【 オペラ「エレクトラ」Op. 58 】 リヒャルト・シュトラウス,ゲオルク〔独〕 (1864.06.11〜1949.09.08) 85歳 心臓病
R.シュトラウスは、1905年に発表した 「サロメ」で、ワーグナーの後継者として 自他共に認められた。 成功で得た莫大な収入でミュンヘンに山荘を建て、 世を去るまでの40年間そこで創作活動を続けた。
一幕の悲劇「エレクトラ」は、1909年1月25日に ドレスデンの宮廷歌劇場で初演された。
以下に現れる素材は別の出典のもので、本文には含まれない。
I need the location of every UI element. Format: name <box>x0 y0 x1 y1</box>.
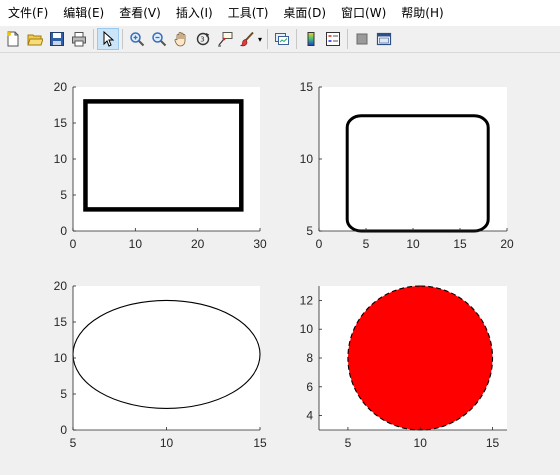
menu-bar: 文件(F) 编辑(E) 查看(V) 插入(I) 工具(T) 桌面(D) 窗口(W… <box>0 0 560 26</box>
y-tick-label: 10 <box>300 152 314 166</box>
menu-file[interactable]: 文件(F) <box>0 0 55 26</box>
x-tick-label: 15 <box>453 237 467 251</box>
y-tick-label: 0 <box>60 423 67 437</box>
menu-edit[interactable]: 编辑(E) <box>55 0 111 26</box>
toolbar-separator <box>267 29 269 49</box>
toolbar-separator <box>347 29 349 49</box>
y-tick-label: 5 <box>60 387 67 401</box>
y-tick-label: 5 <box>60 188 67 202</box>
y-tick-label: 10 <box>300 322 314 336</box>
data-cursor-button[interactable] <box>214 28 236 50</box>
menu-help[interactable]: 帮助(H) <box>393 0 450 26</box>
zoom-out-button[interactable] <box>148 28 170 50</box>
y-tick-label: 0 <box>60 224 67 238</box>
new-file-icon <box>7 31 19 47</box>
zoom-in-icon <box>130 32 145 47</box>
save-button[interactable] <box>46 28 68 50</box>
y-tick-label: 20 <box>54 279 68 293</box>
new-file-button[interactable] <box>2 28 24 50</box>
y-tick-label: 4 <box>306 409 313 423</box>
x-tick-label: 10 <box>406 237 420 251</box>
select-arrow-icon <box>103 31 115 47</box>
brush-button[interactable] <box>236 28 258 50</box>
hide-plot-tools-button[interactable] <box>351 28 373 50</box>
link-plot-icon <box>275 33 290 45</box>
x-tick-label: 5 <box>70 436 77 450</box>
figure-svg: 0 10 20 30051015200 5 10 15 20510155 10 150510152… <box>54 80 514 450</box>
brush-icon <box>240 31 254 47</box>
x-tick-label: 10 <box>160 436 174 450</box>
brush-dropdown-arrow[interactable]: ▾ <box>258 35 262 44</box>
print-button[interactable] <box>68 28 90 50</box>
figure-canvas: 0 10 20 30 0 5 10 15 20 0 5 10 15 20 5 10 15 5 10 15 0 5 10 15 2… <box>0 54 560 475</box>
axes-4[interactable]: 5 10 15 4 6 8 10 12 <box>300 285 507 450</box>
hide-plot-tools-icon <box>356 33 368 45</box>
axes-1[interactable]: 0 10 20 30 0 5 10 15 20 <box>54 80 267 251</box>
y-tick-label: 10 <box>54 351 68 365</box>
menu-tools[interactable]: 工具(T) <box>220 0 276 26</box>
toolbar-separator <box>296 29 298 49</box>
svg-text:3: 3 <box>200 36 204 44</box>
menu-view[interactable]: 查看(V) <box>111 0 168 26</box>
y-tick-label: 6 <box>306 380 313 394</box>
axes-3[interactable]: 5 10 1505101520 <box>54 279 267 450</box>
zoom-in-button[interactable] <box>126 28 148 50</box>
legend-button[interactable] <box>322 28 344 50</box>
y-tick-label: 10 <box>54 152 68 166</box>
x-tick-label: 10 <box>414 436 428 450</box>
x-tick-label: 30 <box>253 237 267 251</box>
toolbar-separator <box>93 29 94 49</box>
y-tick-label: 15 <box>54 116 68 130</box>
rotate-3d-button[interactable]: 3 <box>192 28 214 50</box>
y-tick-label: 12 <box>300 293 314 307</box>
print-icon <box>72 32 86 47</box>
menu-window[interactable]: 窗口(W) <box>333 0 393 26</box>
menu-insert[interactable]: 插入(I) <box>168 0 220 26</box>
open-button[interactable] <box>24 28 46 50</box>
colorbar-button[interactable] <box>300 28 322 50</box>
x-tick-label: 0 <box>70 237 77 251</box>
rotate-3d-icon: 3 <box>196 32 210 46</box>
x-tick-label: 5 <box>345 436 352 450</box>
x-tick-label: 15 <box>253 436 267 450</box>
data-cursor-icon <box>218 32 233 47</box>
link-plot-button[interactable] <box>271 28 293 50</box>
x-tick-label: 0 <box>316 237 323 251</box>
pan-button[interactable] <box>170 28 192 50</box>
show-plot-tools-button[interactable] <box>373 28 395 50</box>
x-tick-label: 20 <box>500 237 514 251</box>
show-plot-tools-icon <box>376 32 392 46</box>
zoom-out-icon <box>152 32 167 47</box>
y-tick-label: 15 <box>54 315 68 329</box>
open-folder-icon <box>27 34 43 46</box>
x-tick-label: 15 <box>486 436 500 450</box>
x-tick-label: 10 <box>129 237 143 251</box>
pan-hand-icon <box>174 32 186 47</box>
y-tick-label: 5 <box>306 224 313 238</box>
figure-toolbar: 3 ▾ <box>0 26 560 53</box>
save-icon <box>50 32 64 46</box>
select-button[interactable] <box>97 28 119 50</box>
y-tick-label: 20 <box>54 80 68 94</box>
circle-shape <box>347 285 494 431</box>
toolbar-separator <box>122 29 123 49</box>
menu-desktop[interactable]: 桌面(D) <box>275 0 333 26</box>
axes-2[interactable]: 0 5 10 15 2051015 <box>300 80 514 251</box>
x-tick-label: 5 <box>363 237 370 251</box>
legend-icon <box>326 32 341 46</box>
x-tick-label: 20 <box>191 237 205 251</box>
y-tick-label: 8 <box>306 351 313 365</box>
y-tick-label: 15 <box>300 80 314 94</box>
colorbar-icon <box>307 32 315 46</box>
アガメムノン王とクルテムネストラの娘エレクトラが 弟と一緒に父の仇を討つという物語りだが、 敵討ちの相手が母親とその不倫相手という 異色なものである。
音楽は、不協和音を効果的に用いて、劇的な迫力、 恐怖の気分、復讐の情熱を巧みに表現してゆく。 和声的にも無調性がしばしばとられている。
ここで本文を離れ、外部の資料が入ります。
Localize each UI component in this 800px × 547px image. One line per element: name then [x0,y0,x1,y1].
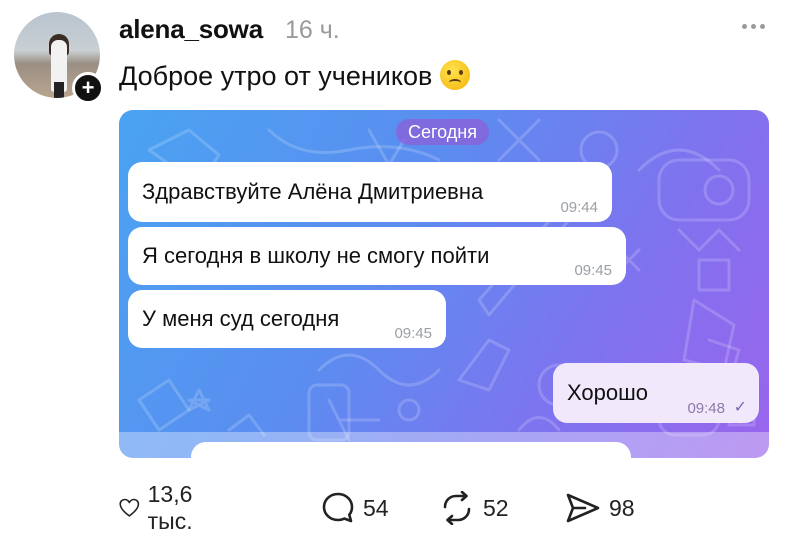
message-text: Я сегодня в школу не смогу пойти [142,243,490,268]
smiling-face-with-tear-emoji [440,60,471,90]
comment-count: 54 [363,494,389,521]
message-text: Здравствуйте Алёна Дмитриевна [142,179,484,204]
share-button[interactable]: 98 [565,488,635,528]
send-icon [566,493,600,523]
message-time: 09:45 [574,262,612,279]
post-time: 16 ч. [285,16,340,44]
repost-button[interactable]: 52 [439,488,509,528]
comment-bubble-icon [322,492,354,523]
post-text: Доброе утро от учеников [119,60,471,92]
share-count: 98 [609,494,635,521]
repost-count: 52 [483,494,509,521]
read-check-icon: ✓ [733,399,747,416]
message-time: 09:44 [560,199,598,216]
message-time: 09:48 [687,400,725,417]
post-caption: Доброе утро от учеников [119,61,433,91]
chat-date-separator: Сегодня [396,119,489,145]
more-dots-icon[interactable] [736,16,770,36]
chat-message-incoming[interactable]: Здравствуйте Алёна Дмитриевна 09:44 [128,162,612,222]
comment-button[interactable]: 54 [321,488,389,528]
chat-message-outgoing[interactable]: Хорошо 09:48 ✓ [553,363,759,423]
author-avatar-wrapper[interactable]: + [14,12,106,104]
username[interactable]: alena_sowa [119,14,263,45]
plus-icon[interactable]: + [72,72,104,104]
message-text: Хорошо [567,380,649,405]
repost-icon [443,491,471,525]
avatar-legs [54,82,64,98]
chat-input-field[interactable] [191,442,631,458]
chat-message-incoming[interactable]: Я сегодня в школу не смогу пойти 09:45 [128,227,626,285]
message-time: 09:45 [394,325,432,342]
message-text: У меня суд сегодня [142,306,340,331]
chat-screenshot[interactable]: Сегодня Здравствуйте Алёна Дмитриевна 09… [119,110,769,458]
heart-icon [119,498,140,517]
chat-message-incoming[interactable]: У меня суд сегодня 09:45 [128,290,446,348]
like-count: 13,6 тыс. [147,481,193,534]
like-button[interactable]: 13,6 тыс. [119,481,206,534]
しかし、その中にシュトラウス独特の 甘い感傷性がときとして現われる。 管弦楽法も色彩的で、劇をすすめるのに 大きな役割を果たしている。 合唱は重視されてない。
この「エレクトラ」でワーグナー風な劇の 凝縮したものに達し、その後また新しい 境地へと進んでいった。